Benedict appears in a complex historical moment, which has something similar to the present: a time of crisis, motivated in part by a profound cultural change.
He was born in 480 in a city north of Rome, Nursia. He begins his higher studies in Rome but his inner search soon leads him to withdraw into solitude. He has discovered that beyond knowledge, he has an appointment with the Wisdom that comes from God. He lives in Subiaco, as a hermit. As his biographer, Pope Saint Gregory the Great, will write, Benedict is following a path of inner unification.
From this intense experience he will be able to organize twelve small communities and then move on to Montecassino. He has to take a sometimes difficult path of communion with others. He opens himself more and more to free love towards his monks and towards every man or woman who crosses his path: poor and pilgrims, potentates and simple people. He is a spiritual teacher able to educate, to guide others on their own path to God, to discern and help them get rid of what is holding them back in their progress along the path of the gospel. He knows how to heal his own wounds and those of others, he is alert to the signs of the times.

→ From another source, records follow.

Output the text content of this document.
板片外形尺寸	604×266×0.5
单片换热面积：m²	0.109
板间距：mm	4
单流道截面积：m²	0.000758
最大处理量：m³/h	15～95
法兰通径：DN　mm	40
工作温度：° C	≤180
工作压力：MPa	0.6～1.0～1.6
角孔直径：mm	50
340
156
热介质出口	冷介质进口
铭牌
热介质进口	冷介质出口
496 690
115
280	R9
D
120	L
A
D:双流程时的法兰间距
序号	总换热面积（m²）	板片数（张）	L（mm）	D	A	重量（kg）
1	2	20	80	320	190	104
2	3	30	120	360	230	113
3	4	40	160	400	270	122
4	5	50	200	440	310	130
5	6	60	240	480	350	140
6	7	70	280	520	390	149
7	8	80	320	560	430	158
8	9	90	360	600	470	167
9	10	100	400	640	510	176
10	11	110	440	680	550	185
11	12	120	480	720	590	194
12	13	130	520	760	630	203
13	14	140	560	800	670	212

Benedict collects all the rich heritage of the previous monks and, with an extraordinary gift of synthesis, gives shape to the monasticism of his time: he adapts the monastic life to the West and opens the doors of his community to the old Romans and the new barbarians alike. For him, what defines a man or a woman is not their race, their social status, their sex or their age, but that they truly seek God.
He matures his project and writes his Rule.
His sister – twin according to tradition – Scholastica, along with a group of women, also embraces the lifestyle of Benedict, who ends his days in the year 547. Shortly before he dies, the saint has a vision of the whole world concentrated in a ray of light. Benedict sees things and people from God. His path has ended but his spirit lives on.